Back to the hostel in Francis Street, near Victoria Station. This is run by something called the Girls’ Friendly Society, which sounds alarming. The rooms are strung along the corridors like prison cells, all smelling of disinfectant and boiled vegetables. When you need to go to the bathroom, there is always the possibility you will run into a shuffling old woman with bits of last week’s breakfast down her jumper.

Each room has a cream door with its name in black paint, like Badges, Heartsease, Charles and Olivia, Peace, Hope, Suffolk Archdeaconry and my favourite, The St George and Hanover Square Bourdon lodge Committee. My room is called Robinson. It has a bed, a small wardrobe and chest and my little bookcase, and is so narrow that I can stand with my arms outstretched and touch both the side walls.’

5 January 1971
‘Got a prospectus from the City Literary Institute. Decided to leave it until the Whitsun term as I seem to be too late for the current series of classes.

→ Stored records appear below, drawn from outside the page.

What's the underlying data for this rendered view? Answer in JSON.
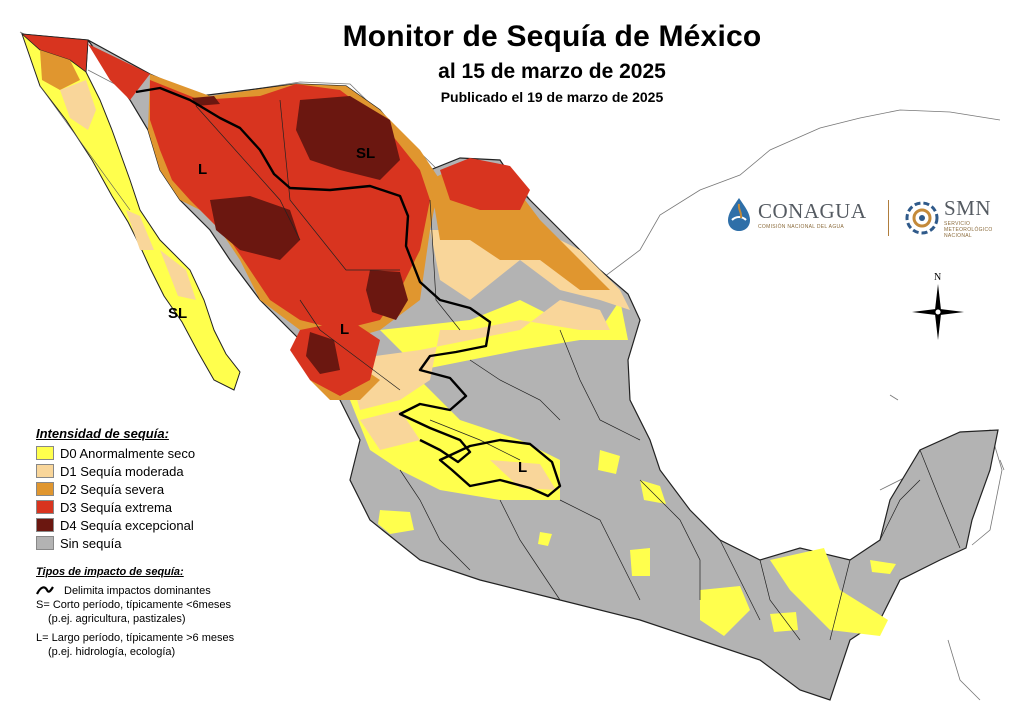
{
  "header": {
    "title": "Monitor de Sequía de México",
    "subtitle": "al 15 de marzo de 2025",
    "published": "Publicado el 19 de marzo de 2025"
  },
  "legend": {
    "title": "Intensidad de sequía:",
    "items": [
      {
        "label": "D0 Anormalmente seco",
        "color": "#ffff4d"
      },
      {
        "label": "D1 Sequía moderada",
        "color": "#f9d69a"
      },
      {
        "label": "D2 Sequía severa",
        "color": "#e0962f"
      },
      {
        "label": "D3 Sequía extrema",
        "color": "#d8341f"
      },
      {
        "label": "D4 Sequía excepcional",
        "color": "#6b1710"
      },
      {
        "label": "Sin sequía",
        "color": "#b3b3b3"
      }
    ]
  },
  "impact": {
    "title": "Tipos de impacto de sequía:",
    "line_label": "Delimita impactos dominantes",
    "s_line1": "S= Corto período, típicamente <6meses",
    "s_line2": "(p.ej. agricultura, pastizales)",
    "l_line1": "L= Largo período, típicamente >6 meses",
    "l_line2": "(p.ej. hidrología, ecología)"
  },
  "map_labels": {
    "l_sonora": "L",
    "sl_chihuahua": "SL",
    "sl_bcs": "SL",
    "l_sinaloa": "L",
    "l_centro": "L"
  },
  "logos": {
    "conagua_name": "CONAGUA",
    "conagua_sub": "COMISIÓN NACIONAL DEL AGUA",
    "smn_name": "SMN",
    "smn_sub": "SERVICIO METEOROLÓGICO NACIONAL"
  },
  "compass": {
    "north": "N"
  }
}
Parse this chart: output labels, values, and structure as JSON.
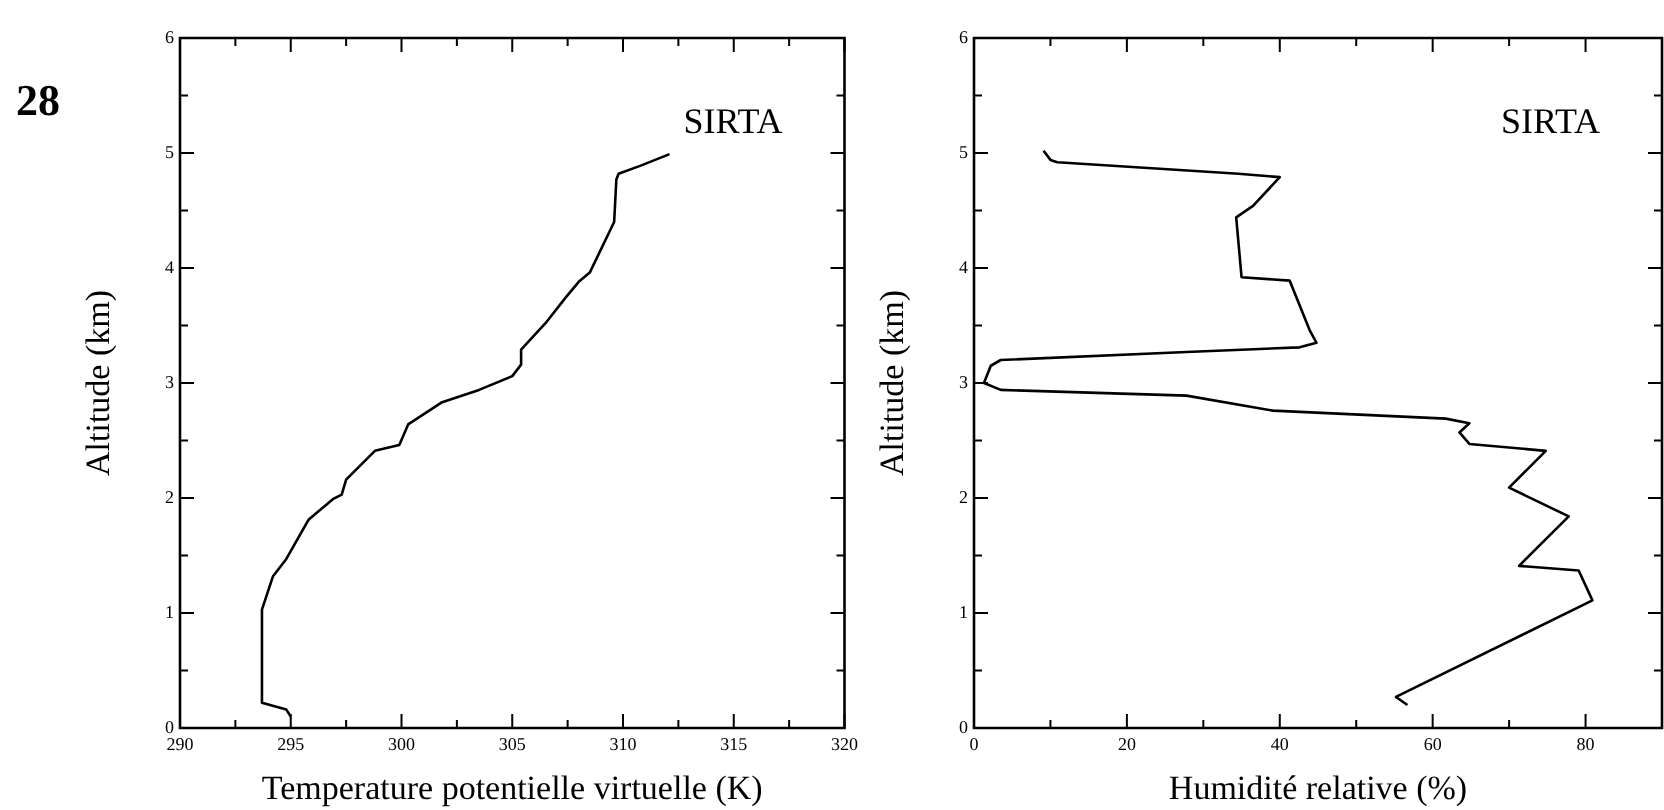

Did some work for Miss Handley in the Publications Office. She must be about forty and is quite funny. She’s pleasant-looking. but her eves never seem to be firmly fixed into her face. She keeps saving how I am being so helpful, but actually I am just pleased to have something to do. Or maybe she is simply being polite. Lunch with Gill and Adrienne, then went shopping with Gill in British Home Stores. In the evening I went to the cinema to see Start the Revolution Without Me with a couple of old school friends. One of them is going to work at the British Film Institute in the stills archives. Funny, because that’s the sort of job I would like to do, but I’m probably better off in the long run at the BBC. I might leave the SBC in a year or so - I don’t think it would be healthy for me to stay for too long. I might die of boredom.’

13 January 1971
‘Finished checking the document with Gill, who will now have to retype some of it because, in true SBC style. Miss Sharp and Mr Jones wish to rewrite their sections. As I had a dental appointment in Purley, I left work at 3 p.m. and headed off, reading Photoplay. It is cheaper than Films and Filming and has colour photos. I arrived too early so I wandered around the town a bit, peering at the old houses. So many looked sad and ashamed of their gardens. My dentist is my Uncle Rupert, my mother’s brother, so an appointment is a family as well as a medical occasion. He did a filling for me and then we came back together on the bus. He told me stories about the family including how, in the 1910s when he was a boy living in Purley, and they used to hoist a flag over Reedham Orphanage to show which university team had won the boat race, he would run upstairs to his bedroom to watch out of the window for the signal. Can’t imagine anyone being that excited about the boat race nowadays. Stayed at Chipstead overnight.’